Microwave beams are used in communications with spacecrafts, which propagate in a straight line as the light and, as well as the light, they can be reflected on smooth surfaces, and focused by lenses or curved reflectors to increase its intensity.

The result of this is the same to that of an optical telescope, in which the glass mirrors have been replaced by other metal ones carrying out the same function. These types of microwave antennas are known by the same names as those of equivalent telescopes.

In the antennas, parabolic surfaces are used as reflectors. These parabolic surfaces have the geometric property of gathering on a point in space the energy waves arriving at its surface parallel to the main axis. That point of concentration is the focus of the paraboloid.

When using large antennas, it is not convenient to install the reception equipment at that theoretical point away from the main mirror structure, so that a second mirror is mounted in order that the energy concentration occurs in a more accessible area.

The most common antenna is the Cassegrain one, which uses as secondary reflector (or subreflector), a hyperboloid, one of its two focuses coincide with the main reflector to ensure that the concentration of energy is directed towards the second focus of the hyperboloid, located much closer to the main structure.

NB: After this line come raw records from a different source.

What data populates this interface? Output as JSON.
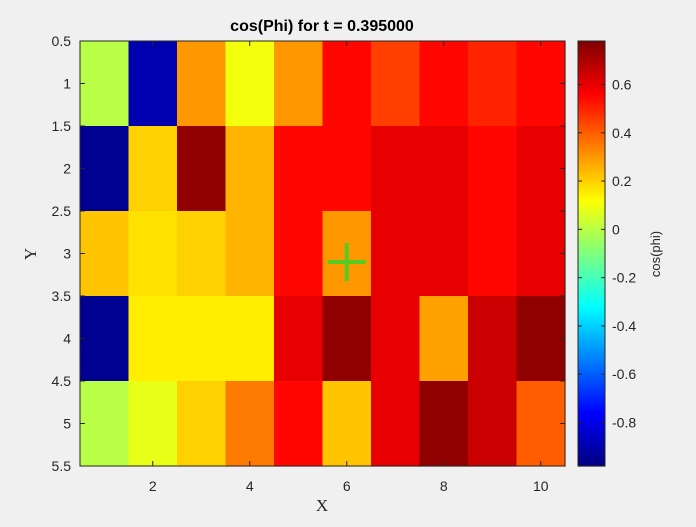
{
  "chart_data": {
    "type": "heatmap",
    "title": "cos(Phi) for t = 0.395000",
    "xlabel": "X",
    "ylabel": "Y",
    "colorbar_label": "cos(phi)",
    "colormap": "jet",
    "x": [
      1,
      2,
      3,
      4,
      5,
      6,
      7,
      8,
      9,
      10
    ],
    "y": [
      1,
      2,
      3,
      4,
      5
    ],
    "values": [
      [
        0.0,
        -0.9,
        0.3,
        0.1,
        0.3,
        0.55,
        0.45,
        0.55,
        0.5,
        0.55
      ],
      [
        -0.95,
        0.2,
        0.75,
        0.25,
        0.55,
        0.55,
        0.6,
        0.6,
        0.55,
        0.6
      ],
      [
        0.22,
        0.17,
        0.2,
        0.25,
        0.55,
        0.3,
        0.6,
        0.6,
        0.55,
        0.6
      ],
      [
        -0.95,
        0.15,
        0.15,
        0.15,
        0.6,
        0.75,
        0.6,
        0.28,
        0.65,
        0.75
      ],
      [
        0.0,
        0.08,
        0.2,
        0.35,
        0.55,
        0.22,
        0.6,
        0.75,
        0.65,
        0.4
      ]
    ],
    "xlim": [
      0.5,
      10.5
    ],
    "ylim": [
      0.5,
      5.5
    ],
    "y_reversed": true,
    "clim": [
      -0.98,
      0.78
    ],
    "xticks": [
      2,
      4,
      6,
      8,
      10
    ],
    "xtick_labels": [
      "2",
      "4",
      "6",
      "8",
      "10"
    ],
    "yticks": [
      0.5,
      1,
      1.5,
      2,
      2.5,
      3,
      3.5,
      4,
      4.5,
      5,
      5.5
    ],
    "ytick_labels": [
      "0.5",
      "1",
      "1.5",
      "2",
      "2.5",
      "3",
      "3.5",
      "4",
      "4.5",
      "5",
      "5.5"
    ],
    "cbar_ticks": [
      -0.8,
      -0.6,
      -0.4,
      -0.2,
      0,
      0.2,
      0.4,
      0.6
    ],
    "cbar_tick_labels": [
      "-0.8",
      "-0.6",
      "-0.4",
      "-0.2",
      "0",
      "0.2",
      "0.4",
      "0.6"
    ],
    "marker": {
      "x": 6,
      "y": 3.1,
      "symbol": "plus",
      "color": "#55cc22"
    },
    "background": "#f0f0f0"
  }
}
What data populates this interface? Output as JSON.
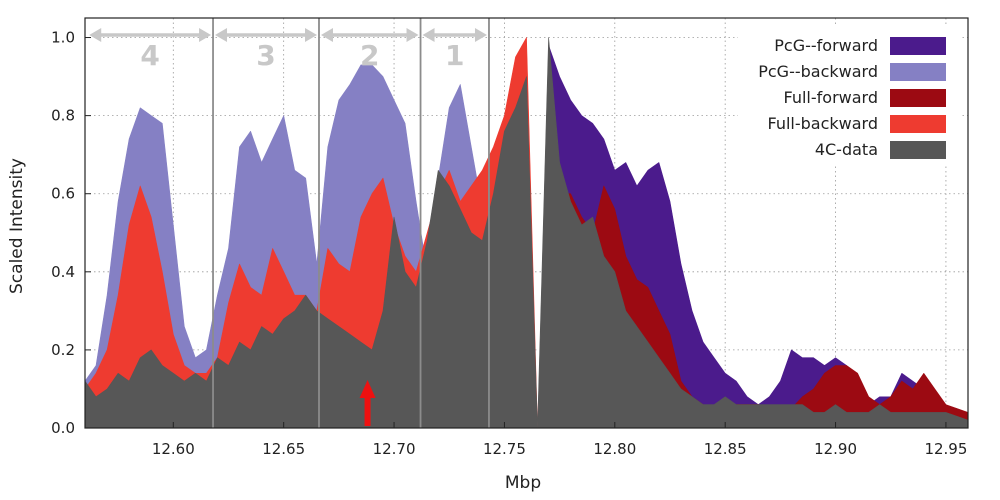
{
  "chart_data": {
    "type": "area",
    "xlabel": "Mbp",
    "ylabel": "Scaled Intensity",
    "xlim": [
      12.56,
      12.96
    ],
    "ylim": [
      0.0,
      1.05
    ],
    "x_ticks": [
      "12.60",
      "12.65",
      "12.70",
      "12.75",
      "12.80",
      "12.85",
      "12.90",
      "12.95"
    ],
    "x_tick_values": [
      12.6,
      12.65,
      12.7,
      12.75,
      12.8,
      12.85,
      12.9,
      12.95
    ],
    "y_ticks": [
      "0.0",
      "0.2",
      "0.4",
      "0.6",
      "0.8",
      "1.0"
    ],
    "y_tick_values": [
      0.0,
      0.2,
      0.4,
      0.6,
      0.8,
      1.0
    ],
    "grid": true,
    "legend_position": "top-right",
    "colors": {
      "pcg_forward": "#4b1b8c",
      "pcg_backward": "#8580c4",
      "full_forward": "#9c0a12",
      "full_backward": "#ee3b30",
      "data_4c": "#575757",
      "region_marker": "#c8c8c8",
      "region_divider": "#8c8c8c",
      "viewpoint_arrow": "#ee1111"
    },
    "series": [
      {
        "name": "PcG--forward",
        "key": "pcg_forward",
        "x": [
          12.77,
          12.775,
          12.78,
          12.785,
          12.79,
          12.795,
          12.8,
          12.805,
          12.81,
          12.815,
          12.82,
          12.825,
          12.83,
          12.835,
          12.84,
          12.845,
          12.85,
          12.855,
          12.86,
          12.865,
          12.87,
          12.875,
          12.88,
          12.885,
          12.89,
          12.895,
          12.9,
          12.905,
          12.91,
          12.915,
          12.92,
          12.925,
          12.93,
          12.935,
          12.94,
          12.945,
          12.95,
          12.955,
          12.96
        ],
        "y": [
          0.98,
          0.9,
          0.84,
          0.8,
          0.78,
          0.74,
          0.66,
          0.68,
          0.62,
          0.66,
          0.68,
          0.58,
          0.42,
          0.3,
          0.22,
          0.18,
          0.14,
          0.12,
          0.08,
          0.06,
          0.08,
          0.12,
          0.2,
          0.18,
          0.18,
          0.16,
          0.18,
          0.16,
          0.1,
          0.06,
          0.08,
          0.08,
          0.14,
          0.12,
          0.1,
          0.08,
          0.06,
          0.04,
          0.03
        ]
      },
      {
        "name": "PcG--backward",
        "key": "pcg_backward",
        "x": [
          12.56,
          12.565,
          12.57,
          12.575,
          12.58,
          12.585,
          12.59,
          12.595,
          12.6,
          12.605,
          12.61,
          12.615,
          12.62,
          12.625,
          12.63,
          12.635,
          12.64,
          12.645,
          12.65,
          12.655,
          12.66,
          12.665,
          12.67,
          12.675,
          12.68,
          12.685,
          12.69,
          12.695,
          12.7,
          12.705,
          12.71,
          12.715,
          12.72,
          12.725,
          12.73,
          12.735,
          12.74,
          12.745,
          12.75
        ],
        "y": [
          0.12,
          0.16,
          0.34,
          0.58,
          0.74,
          0.82,
          0.8,
          0.78,
          0.52,
          0.26,
          0.18,
          0.2,
          0.34,
          0.46,
          0.72,
          0.76,
          0.68,
          0.74,
          0.8,
          0.66,
          0.64,
          0.42,
          0.72,
          0.84,
          0.88,
          0.93,
          0.93,
          0.9,
          0.84,
          0.78,
          0.58,
          0.4,
          0.64,
          0.82,
          0.88,
          0.72,
          0.56,
          0.48,
          0.34
        ]
      },
      {
        "name": "Full-forward",
        "key": "full_forward",
        "x": [
          12.77,
          12.775,
          12.78,
          12.785,
          12.79,
          12.795,
          12.8,
          12.805,
          12.81,
          12.815,
          12.82,
          12.825,
          12.83,
          12.835,
          12.84,
          12.845,
          12.85,
          12.855,
          12.86,
          12.865,
          12.87,
          12.875,
          12.88,
          12.885,
          12.89,
          12.895,
          12.9,
          12.905,
          12.91,
          12.915,
          12.92,
          12.925,
          12.93,
          12.935,
          12.94,
          12.945,
          12.95,
          12.955,
          12.96
        ],
        "y": [
          0.55,
          0.6,
          0.6,
          0.54,
          0.5,
          0.62,
          0.56,
          0.44,
          0.38,
          0.36,
          0.3,
          0.24,
          0.12,
          0.08,
          0.06,
          0.05,
          0.05,
          0.06,
          0.06,
          0.06,
          0.05,
          0.05,
          0.05,
          0.08,
          0.1,
          0.14,
          0.16,
          0.16,
          0.14,
          0.08,
          0.06,
          0.08,
          0.12,
          0.1,
          0.14,
          0.1,
          0.06,
          0.05,
          0.04
        ]
      },
      {
        "name": "Full-backward",
        "key": "full_backward",
        "x": [
          12.56,
          12.565,
          12.57,
          12.575,
          12.58,
          12.585,
          12.59,
          12.595,
          12.6,
          12.605,
          12.61,
          12.615,
          12.62,
          12.625,
          12.63,
          12.635,
          12.64,
          12.645,
          12.65,
          12.655,
          12.66,
          12.665,
          12.67,
          12.675,
          12.68,
          12.685,
          12.69,
          12.695,
          12.7,
          12.705,
          12.71,
          12.715,
          12.72,
          12.725,
          12.73,
          12.735,
          12.74,
          12.745,
          12.75,
          12.755,
          12.76,
          12.765
        ],
        "y": [
          0.1,
          0.14,
          0.2,
          0.34,
          0.52,
          0.62,
          0.54,
          0.4,
          0.24,
          0.16,
          0.14,
          0.14,
          0.18,
          0.32,
          0.42,
          0.36,
          0.34,
          0.46,
          0.4,
          0.34,
          0.34,
          0.3,
          0.46,
          0.42,
          0.4,
          0.54,
          0.6,
          0.64,
          0.52,
          0.44,
          0.4,
          0.5,
          0.6,
          0.66,
          0.58,
          0.62,
          0.66,
          0.72,
          0.8,
          0.95,
          1.0,
          0.0
        ]
      },
      {
        "name": "4C-data",
        "key": "data_4c",
        "x": [
          12.56,
          12.565,
          12.57,
          12.575,
          12.58,
          12.585,
          12.59,
          12.595,
          12.6,
          12.605,
          12.61,
          12.615,
          12.62,
          12.625,
          12.63,
          12.635,
          12.64,
          12.645,
          12.65,
          12.655,
          12.66,
          12.665,
          12.67,
          12.675,
          12.68,
          12.685,
          12.69,
          12.695,
          12.7,
          12.705,
          12.71,
          12.715,
          12.72,
          12.725,
          12.73,
          12.735,
          12.74,
          12.745,
          12.75,
          12.755,
          12.76,
          12.765,
          12.77,
          12.775,
          12.78,
          12.785,
          12.79,
          12.795,
          12.8,
          12.805,
          12.81,
          12.815,
          12.82,
          12.825,
          12.83,
          12.835,
          12.84,
          12.845,
          12.85,
          12.855,
          12.86,
          12.865,
          12.87,
          12.875,
          12.88,
          12.885,
          12.89,
          12.895,
          12.9,
          12.905,
          12.91,
          12.915,
          12.92,
          12.925,
          12.93,
          12.935,
          12.94,
          12.945,
          12.95,
          12.955,
          12.96
        ],
        "y": [
          0.12,
          0.08,
          0.1,
          0.14,
          0.12,
          0.18,
          0.2,
          0.16,
          0.14,
          0.12,
          0.14,
          0.12,
          0.18,
          0.16,
          0.22,
          0.2,
          0.26,
          0.24,
          0.28,
          0.3,
          0.34,
          0.3,
          0.28,
          0.26,
          0.24,
          0.22,
          0.2,
          0.3,
          0.54,
          0.4,
          0.36,
          0.48,
          0.66,
          0.62,
          0.56,
          0.5,
          0.48,
          0.6,
          0.76,
          0.82,
          0.9,
          0.0,
          1.0,
          0.68,
          0.58,
          0.52,
          0.54,
          0.44,
          0.4,
          0.3,
          0.26,
          0.22,
          0.18,
          0.14,
          0.1,
          0.08,
          0.06,
          0.06,
          0.08,
          0.06,
          0.06,
          0.06,
          0.06,
          0.06,
          0.06,
          0.06,
          0.04,
          0.04,
          0.06,
          0.04,
          0.04,
          0.04,
          0.06,
          0.04,
          0.04,
          0.04,
          0.04,
          0.04,
          0.04,
          0.03,
          0.02
        ]
      }
    ],
    "region_dividers_x": [
      12.618,
      12.666,
      12.712,
      12.743
    ],
    "regions": [
      {
        "label": "4",
        "x_start": 12.561,
        "x_end": 12.618
      },
      {
        "label": "3",
        "x_start": 12.618,
        "x_end": 12.666
      },
      {
        "label": "2",
        "x_start": 12.666,
        "x_end": 12.712
      },
      {
        "label": "1",
        "x_start": 12.712,
        "x_end": 12.743
      }
    ],
    "viewpoint_arrow_x": 12.688
  }
}
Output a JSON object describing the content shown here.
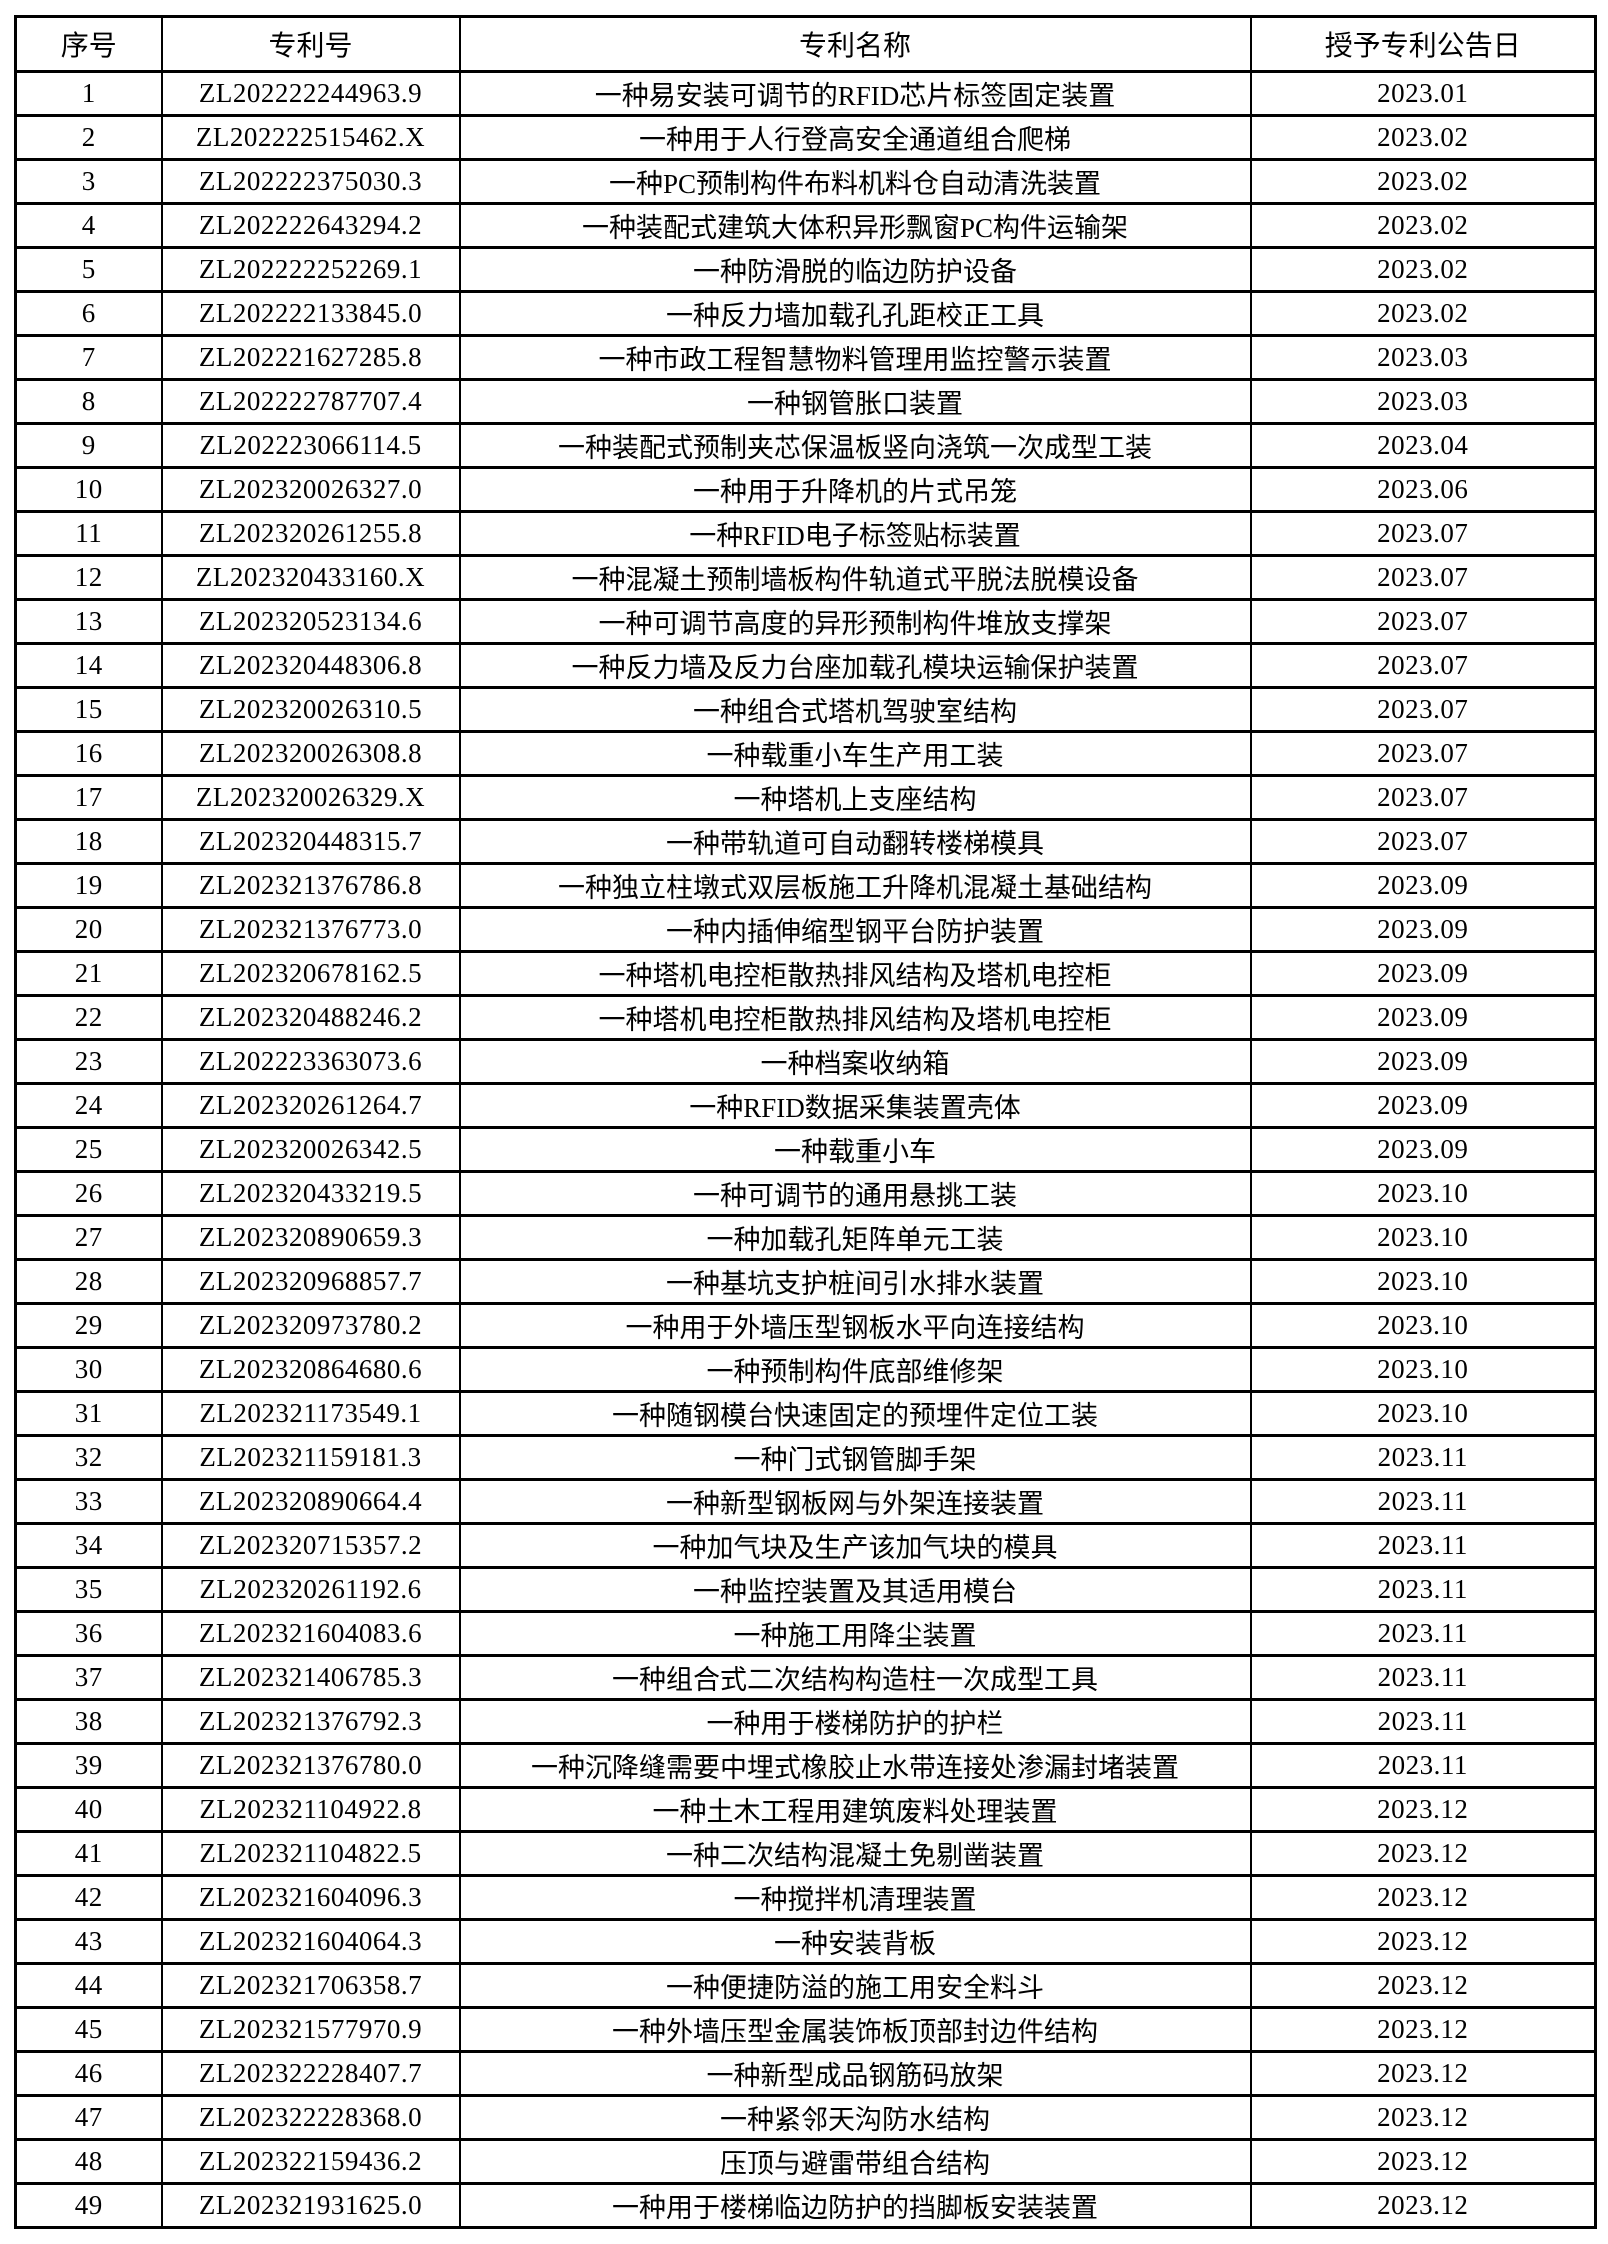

As mentioned earlier, this complex has a total of six antennas (only four of them are working) made up by aluminum panels, and supported by steel and concrete structures. The biggest antenna has a mass of 8500 tons, of which 3500 correspond to the moving part. Its main reflector surface has 70m of diameter. It has 1272 panels of different sizes arranged in 17 rows. The panels of the first 8 interior rows have a solid surface, while those at the outer 9 rows are drilled.

If we want an efficient communication with these large antennas, the reflecting surfaces shouldn’t have deformations higher than 1/40 of the wavelength, which means 0.25 mm for frequencies up to 30 GHz.